さて、道具がそろったので実装してみます。まずは $\sigma_{0}, \sigma_{1}$ の定義から。

# Python
U32MAX: int = 0xffffffff  # 二進法で32桁の1が並ぶ数


def rotate_right(x: int, n: int) -> int:
    return (x >> n) | (x << (32 - n)) & U32MAX  # はみ出た部分は捨てる


def sigma0(x: int) -> int:
    return rotate_right(x, 7) ^ rotate_right(x, 18) ^ (x >> 3)

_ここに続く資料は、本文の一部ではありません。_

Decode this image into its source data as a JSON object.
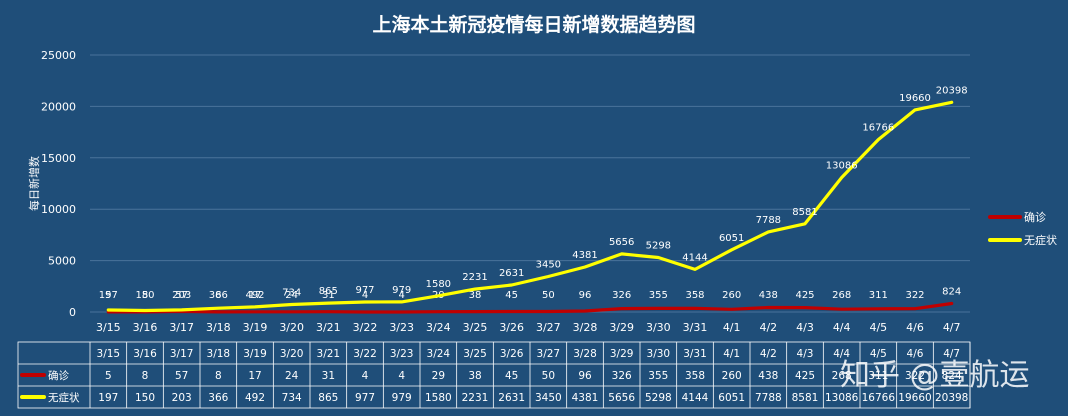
{
  "chart_data": {
    "type": "line",
    "title": "上海本土新冠疫情每日新增数据趋势图",
    "xlabel": "",
    "ylabel": "每日新增数",
    "ylim": [
      0,
      25000
    ],
    "yticks": [
      0,
      5000,
      10000,
      15000,
      20000,
      25000
    ],
    "grid": true,
    "legend_position": "right",
    "categories": [
      "3/15",
      "3/16",
      "3/17",
      "3/18",
      "3/19",
      "3/20",
      "3/21",
      "3/22",
      "3/23",
      "3/24",
      "3/25",
      "3/26",
      "3/27",
      "3/28",
      "3/29",
      "3/30",
      "3/31",
      "4/1",
      "4/2",
      "4/3",
      "4/4",
      "4/5",
      "4/6",
      "4/7"
    ],
    "series": [
      {
        "name": "确诊",
        "color": "#c00000",
        "values": [
          5,
          8,
          57,
          8,
          17,
          24,
          31,
          4,
          4,
          29,
          38,
          45,
          50,
          96,
          326,
          355,
          358,
          260,
          438,
          425,
          268,
          311,
          322,
          824
        ]
      },
      {
        "name": "无症状",
        "color": "#ffff00",
        "values": [
          197,
          150,
          203,
          366,
          492,
          734,
          865,
          977,
          979,
          1580,
          2231,
          2631,
          3450,
          4381,
          5656,
          5298,
          4144,
          6051,
          7788,
          8581,
          13086,
          16766,
          19660,
          20398
        ]
      }
    ]
  },
  "watermark": "知乎 @壹航运"
}
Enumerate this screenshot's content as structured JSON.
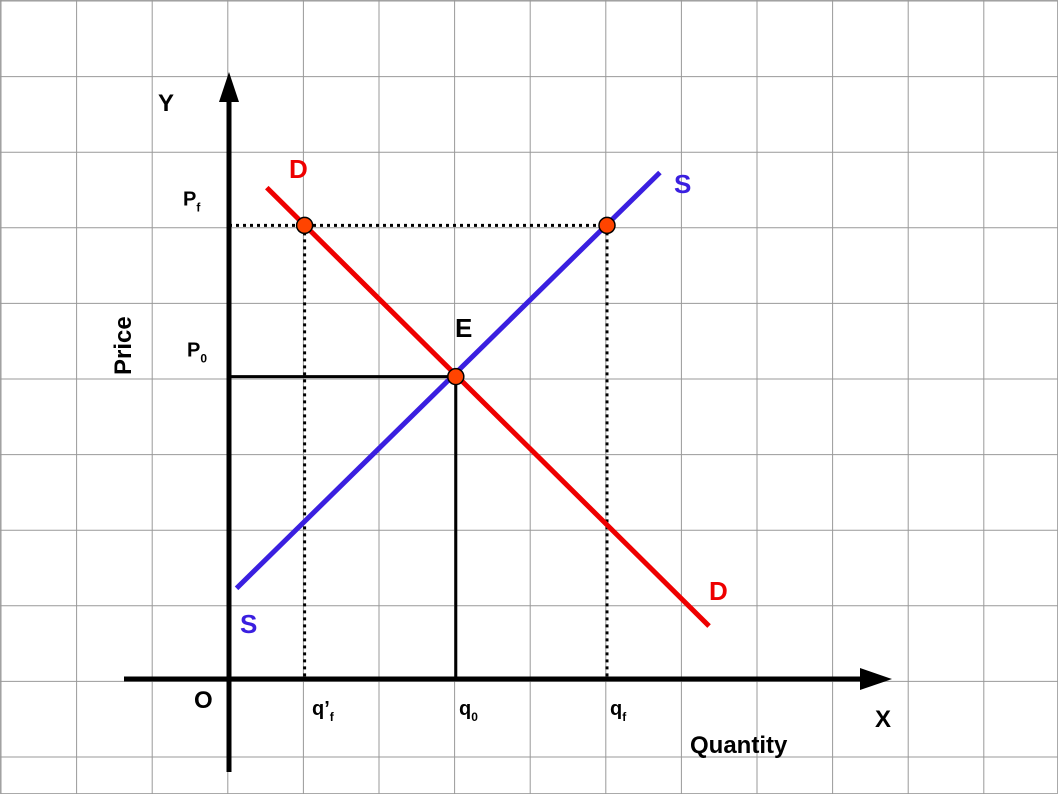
{
  "chart_data": {
    "type": "line",
    "title": "",
    "xlabel": "Quantity",
    "ylabel": "Price",
    "axis_letters": {
      "x": "X",
      "y": "Y",
      "origin": "O"
    },
    "grid": true,
    "xlim": [
      0,
      8.5
    ],
    "ylim": [
      0,
      8
    ],
    "price_levels": [
      {
        "id": "pf",
        "main": "P",
        "sub": "f",
        "value": 6,
        "style": "dotted"
      },
      {
        "id": "p0",
        "main": "P",
        "sub": "0",
        "value": 4,
        "style": "solid"
      }
    ],
    "quantity_levels": [
      {
        "id": "qpf",
        "main": "q’",
        "sub": "f",
        "value": 1,
        "style": "dotted"
      },
      {
        "id": "q0",
        "main": "q",
        "sub": "0",
        "value": 3,
        "style": "solid"
      },
      {
        "id": "qf",
        "main": "q",
        "sub": "f",
        "value": 5,
        "style": "dotted"
      }
    ],
    "series": [
      {
        "name": "D",
        "label_start": "D",
        "label_end": "D",
        "color": "#ee0000",
        "points": [
          [
            0.5,
            6.5
          ],
          [
            6.35,
            0.7
          ]
        ]
      },
      {
        "name": "S",
        "label_start": "S",
        "label_end": "S",
        "color": "#3a1fe0",
        "points": [
          [
            0.1,
            1.2
          ],
          [
            5.7,
            6.7
          ]
        ]
      }
    ],
    "equilibrium": {
      "label": "E",
      "x": 3,
      "y": 4
    },
    "markers": [
      {
        "x": 1,
        "y": 6
      },
      {
        "x": 5,
        "y": 6
      },
      {
        "x": 3,
        "y": 4
      }
    ],
    "marker_color": "#ff4400"
  }
}
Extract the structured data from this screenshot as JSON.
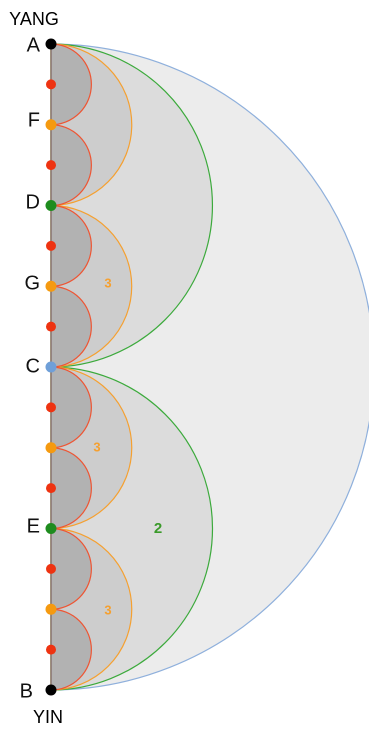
{
  "labels": {
    "top": "YANG",
    "bottom": "YIN",
    "A": "A",
    "F": "F",
    "D": "D",
    "G": "G",
    "C": "C",
    "E": "E",
    "B": "B"
  },
  "region_labels": [
    "3",
    "3",
    "3",
    "2"
  ]
}
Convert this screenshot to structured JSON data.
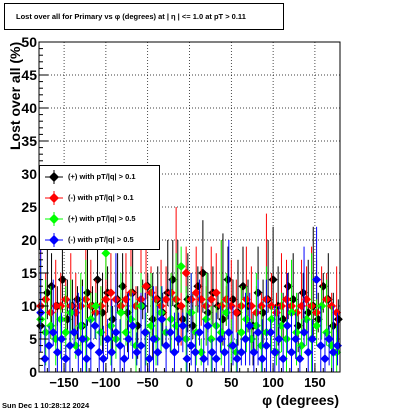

def sigma1(x: int) -> int:
    return rotate_right(x, 17) ^ rotate_right(x, 19) ^ (x >> 10)

// Rust
fn sigma0(x: u32) -> u32 {
    x.rotate_right(7) ^ x.rotate_right(18) ^ (x >> 3)
}

fn sigma1(x: u32) -> u32 {
    x.rotate_right(17) ^ x.rotate_right(19) ^ (x >> 10)
}

これらを使って $W_{t}$ を求める関数はこうなります。

# Python
U32MAX: int = 0xffffffff

# ~~ 中略 ~~

def create_ws(block_64bytes: [int]) -> [int]:
    def _4bytes_to_32bit(nums: [int]) -> int:
        n0, n1, n2, n3 = nums
        return (n0 << 24) | (n1 << 16) | (n2 << 8) | n3

    ws = [0] * 64
    for t in range(16):
        sub = block_64bytes[4 * t: 4 * (t + 1)]
        ws[t] = _4bytes_to_32bit(sub)

    for t in range(16, 64):
        ws[t] = (sigma1(ws[t - 2]) + ws[t - 7] + sigma0(ws[t - 15]) + ws[t - 16]) & U32MAX

    return ws

// Rust
// ~~ 前略 ~~

fn create_ws(block: &[u8; 64]) -> [u32; 64] {
    let mut ws = [0; 64];
    for t in 0..16 {
        ws[t] = u32::from_be_bytes([
            block[t * 4],
            block[t * 4 + 1],
            block[t * 4 + 2],
            block[t * 4 + 3],
        ]);
    }
    for t in 16..64 {
        ws[t] = sigma1(ws[t - 2])
            .wrapping_add(ws[t - 7])
            .wrapping_add(sigma0(ws[t - 15]))
            .wrapping_add(ws[t - 16]);
    }
    ws
}

$W_{0}, W_{1}, \dots, W_{63}$ に対して変換規則を作る関数

ここが一番の難関です。頑張りましょう。

32 bit の整数たち $W_{0}, W_{1}, \dots, W_{63}$ が与えられた状態で、256 bit 整数を 256 bit 整数にする関数を作ります。実際には処理の流れは

256 bit の数を 32 bit ずつ 8 つの数に分解する
$W_{0}, W_{1}, \dots, W_{63}$ を使って所定の処理をして、新たな 32 bit 8 つの数を作る
これを並べた 256 bit の数を作る

となるので、実質 32 bit × 8 → 32bit × 8 の関数を作ることになります。
そこで、引数に 8 つの 32 bit 整数 $a_{0}, a_{1}, \dots, a_{7}$ が与えられたとして、戻り値 $b_{0}, b_{1}, \dots, b_{7}$ を求める手順を説明します。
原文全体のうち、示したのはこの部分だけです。